The Growing Case for AI in Education
Generative AI has already found a foothold in education worldwide. According to IDC’s study, 86% of education organizations globally report using generative AI tools. Students have exhibited a significant increase in the use of AI across various categories, such as helping to develop skills for the future or helping to learn and study in a way that is best for them. A survey by Quizlet showed that 85% of American high school and college teachers and students aged 14-22 reported using AI technology, a noticeable increase from 66% in 2024.

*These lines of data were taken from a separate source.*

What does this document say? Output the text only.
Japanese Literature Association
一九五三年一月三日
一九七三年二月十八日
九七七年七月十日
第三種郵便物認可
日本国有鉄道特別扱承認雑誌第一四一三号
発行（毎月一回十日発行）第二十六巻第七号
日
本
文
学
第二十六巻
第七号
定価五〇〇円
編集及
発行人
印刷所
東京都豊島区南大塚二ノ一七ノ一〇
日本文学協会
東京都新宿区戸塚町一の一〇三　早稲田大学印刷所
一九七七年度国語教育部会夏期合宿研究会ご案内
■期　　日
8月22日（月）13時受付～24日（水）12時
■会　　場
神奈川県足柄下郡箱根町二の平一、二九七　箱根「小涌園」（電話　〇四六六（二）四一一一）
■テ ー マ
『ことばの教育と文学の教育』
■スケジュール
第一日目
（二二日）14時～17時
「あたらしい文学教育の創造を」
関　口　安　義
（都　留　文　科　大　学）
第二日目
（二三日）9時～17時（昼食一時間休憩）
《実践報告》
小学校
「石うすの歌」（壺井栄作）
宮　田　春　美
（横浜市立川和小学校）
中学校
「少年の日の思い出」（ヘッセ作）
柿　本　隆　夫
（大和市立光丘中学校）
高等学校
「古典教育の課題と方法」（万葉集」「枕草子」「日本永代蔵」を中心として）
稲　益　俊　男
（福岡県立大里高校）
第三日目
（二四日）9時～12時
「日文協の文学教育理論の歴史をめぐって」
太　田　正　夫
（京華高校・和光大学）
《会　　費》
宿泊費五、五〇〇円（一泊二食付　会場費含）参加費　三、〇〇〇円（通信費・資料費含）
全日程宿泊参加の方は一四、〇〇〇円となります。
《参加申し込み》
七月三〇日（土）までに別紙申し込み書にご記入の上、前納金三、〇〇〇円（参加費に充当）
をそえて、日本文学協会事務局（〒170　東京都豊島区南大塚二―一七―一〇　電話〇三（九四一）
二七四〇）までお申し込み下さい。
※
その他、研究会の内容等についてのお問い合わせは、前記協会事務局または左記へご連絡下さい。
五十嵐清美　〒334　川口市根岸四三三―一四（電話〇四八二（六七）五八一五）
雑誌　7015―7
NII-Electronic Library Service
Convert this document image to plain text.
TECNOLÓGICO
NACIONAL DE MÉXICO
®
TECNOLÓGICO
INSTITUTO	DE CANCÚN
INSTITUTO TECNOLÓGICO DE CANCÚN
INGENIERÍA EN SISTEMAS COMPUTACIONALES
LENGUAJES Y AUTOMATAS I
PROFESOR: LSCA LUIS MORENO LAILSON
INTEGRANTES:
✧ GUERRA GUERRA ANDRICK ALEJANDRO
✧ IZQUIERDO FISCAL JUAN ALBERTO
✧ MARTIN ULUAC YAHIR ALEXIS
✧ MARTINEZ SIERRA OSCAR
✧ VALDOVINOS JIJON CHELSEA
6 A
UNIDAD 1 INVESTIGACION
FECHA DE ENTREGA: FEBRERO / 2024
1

From lesson planning to brainstorming, assignment help to unpacking complex subjects, AI has seeped into the daily rhythms of teaching and learning. For students, particularly those facing learning challenges like dyslexia, AI offers personalized experiences: instant summaries, on-demand tutoring, and tailored support that reshapes how they engage with material.
Yet beneath this technological surge lies another reality: 36% of public schools lack the staff necessary for traditional tutoring, while only 13% provide on-demand online tutoring and 15% offer self-paced options. “These numbers could be improved by integrating AI tools into tutoring programs,” said Girėnas. “AI has the potential to expand access to individualized support, easing burdens on under-resourced schools, and helping more students connect deeply with their education.”
Protecting Sensitive Student Data Is Key
Schools collect a wide range of sensitive data, including personally identifiable information, academic performance metrics, behavioral engagement records, learning analytics, communication logs, and assistive technology data.
“With federal funding set to fuel AI adoption in schools, every new system is a potential target,” says Aras Nazarovas, a senior cybersecurity researcher at Cybernews. “Before deployment, AI tools must undergo strict security checks and ongoing security monitoring.”
The risks can be huge. A report from the Center for Internet Security found 82% of U.S. K-12 schools faced cyber incidents from mid-2023 to late 2024. In just the first half of 2025, ransomware struck 130 schools, with average ransoms exceeding half a million dollars.
Yet many schools lag in preparedness. While 67% provide AI training to staff, far fewer educate students – only 6% on technical AI use and 14% on ethics. Cyberattacks do more than disrupt schedules. UNICEF warns they deepen risks of manipulation, fraud, bias, and cyberbullying, harming students’ well-being both online and off.
“AI can be a powerful tool for learning,” Nazarovas concludes, “but only if privacy and safety lead every step of its adoption.”